100 Days of Writing - 12

I stopped listening to music for some stupid reason.  I imagine it has something to do with moving to a foreign place and up-heaving my life but I am making serious efforts to fix this and it feels good.

I put on an old album that I love (Winter Tale by Bobby Long) and it's taken me back to 2011 so I looked for a matching journal for that year and found my purple padded diary and when I flipped it open I found a list of crushes.  From 8 years ago, haha.

A real, live, grown woman wrote a list of crushes in her diary at almost 30.  I guess the dreamer in us doesn't always grow up eh?

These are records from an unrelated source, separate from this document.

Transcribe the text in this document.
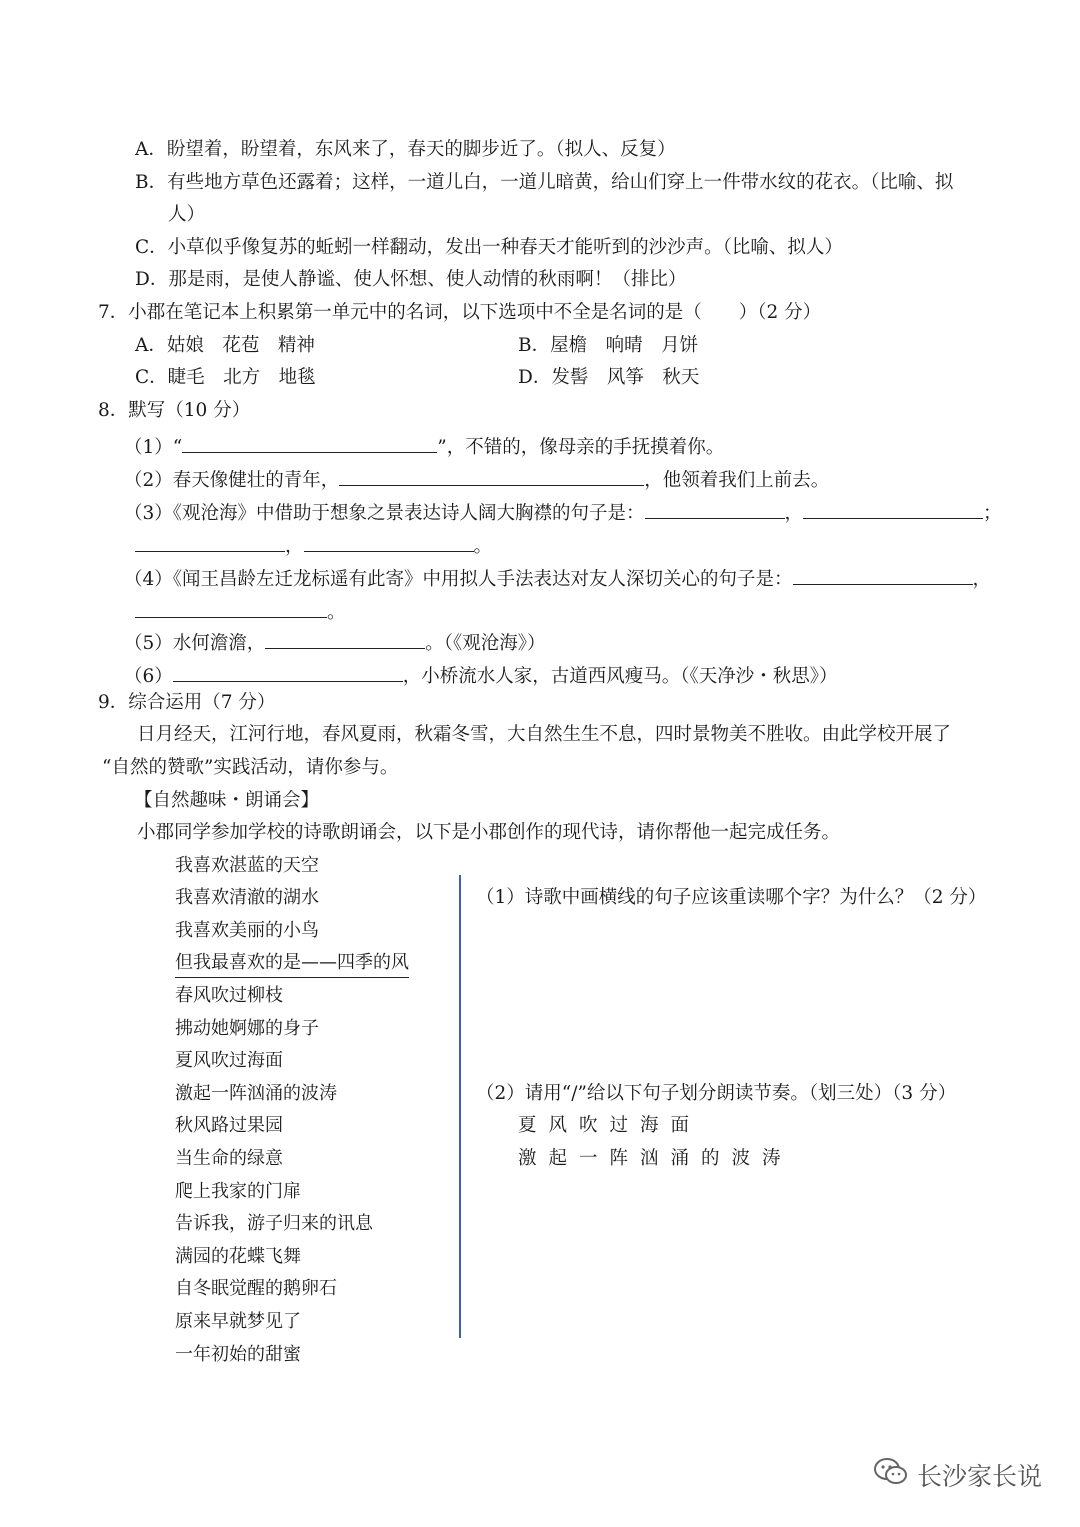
A．盼望着，盼望着，东风来了，春天的脚步近了。（拟人、反复）
B．有些地方草色还露着；这样，一道儿白，一道儿暗黄，给山们穿上一件带水纹的花衣。（比喻、拟
人）
C．小草似乎像复苏的蚯蚓一样翻动，发出一种春天才能听到的沙沙声。（比喻、拟人）
D．那是雨，是使人静谧、使人怀想、使人动情的秋雨啊！（排比）
7．小郡在笔记本上积累第一单元中的名词，以下选项中不全是名词的是（　　）（2 分）
A．姑娘　花苞　精神	B．屋檐　响晴　月饼
C．睫毛　北方　地毯	D．发髻　风筝　秋天
8．默写（10 分）
（1）“	”，不错的，像母亲的手抚摸着你。
（2）春天像健壮的青年，	，他领着我们上前去。
（3）《观沧海》中借助于想象之景表达诗人阔大胸襟的句子是：	，	；
，	。
（4）《闻王昌龄左迁龙标遥有此寄》中用拟人手法表达对友人深切关心的句子是：	，
。
（5）水何澹澹，	。（《观沧海》）
（6）	，小桥流水人家，古道西风瘦马。（《天净沙・秋思》）
9．综合运用（7 分）
日月经天，江河行地，春风夏雨，秋霜冬雪，大自然生生不息，四时景物美不胜收。由此学校开展了
“自然的赞歌”实践活动，请你参与。
【自然趣味・朗诵会】
小郡同学参加学校的诗歌朗诵会，以下是小郡创作的现代诗，请你帮他一起完成任务。
我喜欢湛蓝的天空
我喜欢清澈的湖水
我喜欢美丽的小鸟
但我最喜欢的是——四季的风
春风吹过柳枝
拂动她婀娜的身子
夏风吹过海面
激起一阵汹涌的波涛
秋风路过果园
当生命的绿意
爬上我家的门扉
告诉我，游子归来的讯息
满园的花蝶飞舞
自冬眠觉醒的鹅卵石
原来早就梦见了
一年初始的甜蜜
（1）诗歌中画横线的句子应该重读哪个字？为什么？（2 分）
（2）请用“/”给以下句子划分朗读节奏。（划三处）（3 分）
夏风吹过海面
激起一阵汹涌的波涛
长沙家长说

First, a number is assigned.  Then their name, in full and finally, as if an afterthought, or me trying to find the algorithm behind the mystery of my singleness, is an adjective to describe them.  They range from sporty, to spiritual, cute, to "all of the above." Wrote that last one about my then-crush, a balding actor that I handed a hand-written poem to one night in a dark alley... that's more funny than creepy, right?!  ;)

If nothing else, I've certainly attempted to make waves in the love department, and have grown to understand the whole "muse" thing.  In the end, I think I'm kind of this awkward girl who has bouts of confidence and misguided expectations of how love should play out.

2011 was a good year, and I got to see Mr. Bobby Long play Divan Orange on St-Laurent and I think I went by myself as I usually did and I basked in his amazing music.  2019's shaping up to look great too.  Seeing the Barr Brothers and Kurt Vile at the end of February and I may lose my shit in both cases.  Take me to more shows, will ya!